Edmonton cemetery is the first in the city to offer green burials

Edmonton cemetery is the first in the city to offer green burials

Charles Schweger is dead set against a traditional burial, with its embalming fluid, varnished caskets with metal hardware and concrete grave liners.

“I have always felt that my presence on the earth has done enough abuse to the earth and to the different forms of life on the earth,” says the 77-year-old retired University of Alberta anthropology professor.

“Why would we want to have ourselves pickled and stuck in the ground?”

 
Now Schweger is looking into the city’s first green burial service that started Aug. 1 at Rosehill Cemetery in southwest Edmonton, where they are selling about 750 plots in a one-acre site next to its traditional, sod-covered burial ground.

The cemetery, owned by the Ukrainian Catholic Eparchy of Edmonton and open to public, has 68 acres of land, but the original cemetery covers just 28.
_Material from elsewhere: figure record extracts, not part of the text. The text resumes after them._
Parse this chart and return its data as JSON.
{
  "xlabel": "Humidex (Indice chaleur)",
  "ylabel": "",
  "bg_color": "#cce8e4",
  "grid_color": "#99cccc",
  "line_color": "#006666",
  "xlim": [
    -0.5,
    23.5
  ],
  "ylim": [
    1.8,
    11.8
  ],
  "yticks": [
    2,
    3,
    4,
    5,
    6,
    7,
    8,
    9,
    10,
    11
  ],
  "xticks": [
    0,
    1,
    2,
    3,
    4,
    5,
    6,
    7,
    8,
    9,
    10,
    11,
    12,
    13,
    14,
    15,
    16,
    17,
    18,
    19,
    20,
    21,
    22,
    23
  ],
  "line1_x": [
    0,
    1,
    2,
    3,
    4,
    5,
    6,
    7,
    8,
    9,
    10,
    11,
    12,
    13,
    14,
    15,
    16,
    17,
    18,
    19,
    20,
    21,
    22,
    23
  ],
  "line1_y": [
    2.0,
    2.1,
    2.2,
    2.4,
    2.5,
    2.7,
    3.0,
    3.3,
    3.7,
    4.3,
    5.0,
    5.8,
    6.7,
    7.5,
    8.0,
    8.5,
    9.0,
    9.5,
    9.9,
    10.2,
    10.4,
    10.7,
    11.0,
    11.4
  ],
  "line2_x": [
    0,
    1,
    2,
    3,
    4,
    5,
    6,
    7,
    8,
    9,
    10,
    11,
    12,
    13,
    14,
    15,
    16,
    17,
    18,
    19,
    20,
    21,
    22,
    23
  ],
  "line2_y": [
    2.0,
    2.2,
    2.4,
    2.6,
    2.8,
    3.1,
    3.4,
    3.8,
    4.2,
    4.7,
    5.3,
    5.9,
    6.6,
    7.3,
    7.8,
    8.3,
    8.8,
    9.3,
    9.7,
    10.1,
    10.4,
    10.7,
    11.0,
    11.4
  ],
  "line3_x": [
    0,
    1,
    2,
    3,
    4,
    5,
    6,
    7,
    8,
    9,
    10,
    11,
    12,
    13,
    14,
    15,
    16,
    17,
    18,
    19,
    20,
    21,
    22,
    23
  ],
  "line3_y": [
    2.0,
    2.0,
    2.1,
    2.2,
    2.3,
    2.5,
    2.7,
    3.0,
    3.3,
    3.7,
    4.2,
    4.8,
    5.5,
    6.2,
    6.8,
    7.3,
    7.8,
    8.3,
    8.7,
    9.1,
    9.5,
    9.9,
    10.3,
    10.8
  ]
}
Rosehill manager Marc Turgeon says they decided to incorporate green burials when they developed a master plan for the site in 2013. A former funeral director, he was aware of green burials, which skip the formaldehyde-based embalming fluid and bury bodies in biodegradable shrouds or caskets made of cardboard, untreated wood or bamboo.

“Green burials have been kind of on everybody’s radar probably for the last 15 years. We have been hearing a lot about it,” Turgeon says, adding that one or two families ask about it every year.

 
When he put an ad in the paper about the green burial service, he got about two dozen calls.